Let me start this reflection with a statement you may find difficult to believe. I can be quite self-righteous and arrogant at times. I do not mean to be, and in fact I try hard not to be, but self-righteousness has a way of just dripping out of you when you least expect it. Mercifully, in most cases the dripping process is a mental one. Someone does or says something, and we think about the hundreds of ways we could have done it better or said it better. Unfortunately, in some cases the dripping process moves from the mental stage to the verbal stage quite naturally, creating havoc on its path. Someone opens their heart to us, and without giving it much thought, we begin to judge, criticize, label, or sermonize. Usually, it is only much later that we realize how insensitive our response was, and how we wasted an opportunity to help our friend deal with a difficult situation.
There is a similar process that can take place in any field of study, such as theological exploration. There is a healthy and productive way of entering into a theological conversation and there is an unhealthy and unproductive way of doing so. The healthy way is as follows: As you read and interact with authors, or listen to preachers or teachers, you take a side in relation to the argument they are making. You begin to develop your own arguments in favor or against the author’s reasoning and you begin to make lists in your mind of their hits (things you agree with) and their misses (things you disagree with.) Then, if interested in the subject, you may educate yourself further, read more, speak to the person you are trying to understand (if possible,) and look for other sources that would further inform your position.

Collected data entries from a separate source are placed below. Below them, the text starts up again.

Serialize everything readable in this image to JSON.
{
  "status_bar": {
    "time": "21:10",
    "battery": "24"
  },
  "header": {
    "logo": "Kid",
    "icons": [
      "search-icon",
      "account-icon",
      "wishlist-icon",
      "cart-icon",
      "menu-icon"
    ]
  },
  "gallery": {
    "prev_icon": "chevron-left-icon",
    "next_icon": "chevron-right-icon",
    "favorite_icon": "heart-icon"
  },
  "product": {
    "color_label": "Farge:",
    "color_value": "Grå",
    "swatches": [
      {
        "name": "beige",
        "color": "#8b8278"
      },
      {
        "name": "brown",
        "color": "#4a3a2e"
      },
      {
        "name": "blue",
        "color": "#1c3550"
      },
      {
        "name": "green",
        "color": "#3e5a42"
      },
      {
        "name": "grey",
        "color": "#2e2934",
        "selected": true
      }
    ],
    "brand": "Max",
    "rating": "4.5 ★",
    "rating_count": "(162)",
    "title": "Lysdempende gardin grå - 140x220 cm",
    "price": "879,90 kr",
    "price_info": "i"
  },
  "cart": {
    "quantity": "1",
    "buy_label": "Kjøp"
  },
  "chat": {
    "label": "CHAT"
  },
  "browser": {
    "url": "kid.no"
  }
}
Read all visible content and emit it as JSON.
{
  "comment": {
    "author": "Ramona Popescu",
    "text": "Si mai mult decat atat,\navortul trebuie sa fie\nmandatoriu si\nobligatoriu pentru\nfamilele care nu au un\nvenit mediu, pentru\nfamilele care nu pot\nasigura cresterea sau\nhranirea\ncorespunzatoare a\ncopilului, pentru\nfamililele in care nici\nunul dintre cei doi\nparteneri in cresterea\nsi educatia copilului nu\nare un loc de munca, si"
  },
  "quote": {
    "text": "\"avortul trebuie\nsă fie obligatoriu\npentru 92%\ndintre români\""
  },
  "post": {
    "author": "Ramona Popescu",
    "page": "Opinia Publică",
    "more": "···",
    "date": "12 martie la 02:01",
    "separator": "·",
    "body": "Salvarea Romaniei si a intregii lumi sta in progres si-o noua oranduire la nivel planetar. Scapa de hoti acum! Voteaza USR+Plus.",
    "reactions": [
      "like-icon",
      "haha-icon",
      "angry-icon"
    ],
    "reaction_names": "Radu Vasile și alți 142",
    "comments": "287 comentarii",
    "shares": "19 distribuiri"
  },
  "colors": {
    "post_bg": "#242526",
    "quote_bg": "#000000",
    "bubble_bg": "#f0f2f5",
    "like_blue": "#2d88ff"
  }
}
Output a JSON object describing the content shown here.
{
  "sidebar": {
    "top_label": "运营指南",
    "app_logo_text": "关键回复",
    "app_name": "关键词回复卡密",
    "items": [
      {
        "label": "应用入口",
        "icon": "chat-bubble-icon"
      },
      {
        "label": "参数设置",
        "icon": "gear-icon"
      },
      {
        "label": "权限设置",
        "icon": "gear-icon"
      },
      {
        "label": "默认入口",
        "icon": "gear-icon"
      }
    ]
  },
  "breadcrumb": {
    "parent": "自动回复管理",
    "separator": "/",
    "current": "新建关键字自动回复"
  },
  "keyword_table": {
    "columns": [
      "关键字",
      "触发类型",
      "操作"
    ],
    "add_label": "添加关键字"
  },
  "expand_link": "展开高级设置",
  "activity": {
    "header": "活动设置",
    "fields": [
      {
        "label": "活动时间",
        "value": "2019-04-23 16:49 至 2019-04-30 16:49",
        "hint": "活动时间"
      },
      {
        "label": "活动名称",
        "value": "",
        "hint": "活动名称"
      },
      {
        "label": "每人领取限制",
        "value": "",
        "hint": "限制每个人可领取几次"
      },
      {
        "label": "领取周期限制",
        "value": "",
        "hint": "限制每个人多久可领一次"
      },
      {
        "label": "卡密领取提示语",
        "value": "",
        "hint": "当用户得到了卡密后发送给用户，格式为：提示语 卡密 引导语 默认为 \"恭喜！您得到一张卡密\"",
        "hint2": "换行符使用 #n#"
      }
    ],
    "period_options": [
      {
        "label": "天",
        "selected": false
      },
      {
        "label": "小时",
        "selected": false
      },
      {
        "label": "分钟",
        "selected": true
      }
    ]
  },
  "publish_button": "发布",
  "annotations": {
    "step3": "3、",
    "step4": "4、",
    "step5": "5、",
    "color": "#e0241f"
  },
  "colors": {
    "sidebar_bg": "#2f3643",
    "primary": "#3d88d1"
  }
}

Once you have given a proper audience to the other argument, you engage and become a part of the theological conversation. You may do this through writing or teaching; through conversations with the person whose argument you are trying to advance or dispute; through small-group discussions, etc. In short, theology is done within a community of hearers and readers who are believing, praying, worshiping, and practicing Christians. Theological exploration is a conversation within the Church and for the benefit of the Church. It is for this reason that theology is a serious business. After all, God is the very subject of our exploration.
The unhealthy way of engaging in theological exploration is as follows: A person reads as little as they need to read to form an opinion and stops there, or they hear the first five minutes of a sermon and realize they have heard enough to classify the preacher and give him a label. In the rare cases when they read beyond the basics, they read sources that support their limited opinions and labels. There is no honest desire to get to know the other person’s position in a deeper way, and they may feel ready to offer their uneducated opinions immediately, without the hassle of having to inform themselves. They let the dripping of their arrogance and self-righteousness cloud their judgement and begin placing people whose books they have skimmed through, or whose sermons or articles they have barely read, into categories like “Liberal,” “Conservative,” “Broad,” etc. Then they may go one step further and engage in generalizations (all his books or sermons are heresy,) character assassination (he is a prejudicial homophobe,) labeling (he is an East Coast Liberal,) and caricaturizing (he probably believes in the Easter Bunny too,) etc.
Lost to the unhealthy way of engaging in theological exploration is the fact that theology is a communal affair, done by the body and for the body of the Church. Lost to this way of thinking is the fact that grace (and its derivatives and associates: mercy, compassion, charity, kindness, and love) is a foundational pre-requisite for any authentic, God-centered theology. Grace must precede and follow all theological inquiry because true theology is always about God’s grace. It is out of grace that God reveals himself to us in creation and in the person of his Son, Jesus Christ. It is out of grace that Jesus willingly goes to the cross to save humanity. It is out of Grace that God’s Holy Spirit remains as Christ’s presence among us to the end of days.
Grace-infused theological exploration respects the dignity of all people, including those with whom we disagree. It does not avoid doing theology for fear of offending others, but it uses language that builds a dialogue. When it needs to challenge, it does so directly and charitably. When it needs to rebuke, it does so in Christian love, avoiding the pitfalls mentioned above. When it needs to acknowledge faulty thinking or uncharitable behaviors, it does so with honest contrition and with a desire for transformation. Above all, Grace-infused theological inquiry acknowledges that we do not have the whole truth. We look through a glass dimly, as Paul puts it in 1 Corinthians 13:12. Until that day when we will come face to face with the whole truth of God, we must acknowledge with humility that people are more important than their theological views and affiliations. As members of the Body of Christ, we owe each other a fair amount of compassion, grace, and love.
This is a lesson I am trying hard to learn, and I pray that you will join me in my efforts to place love above any theological or political positions.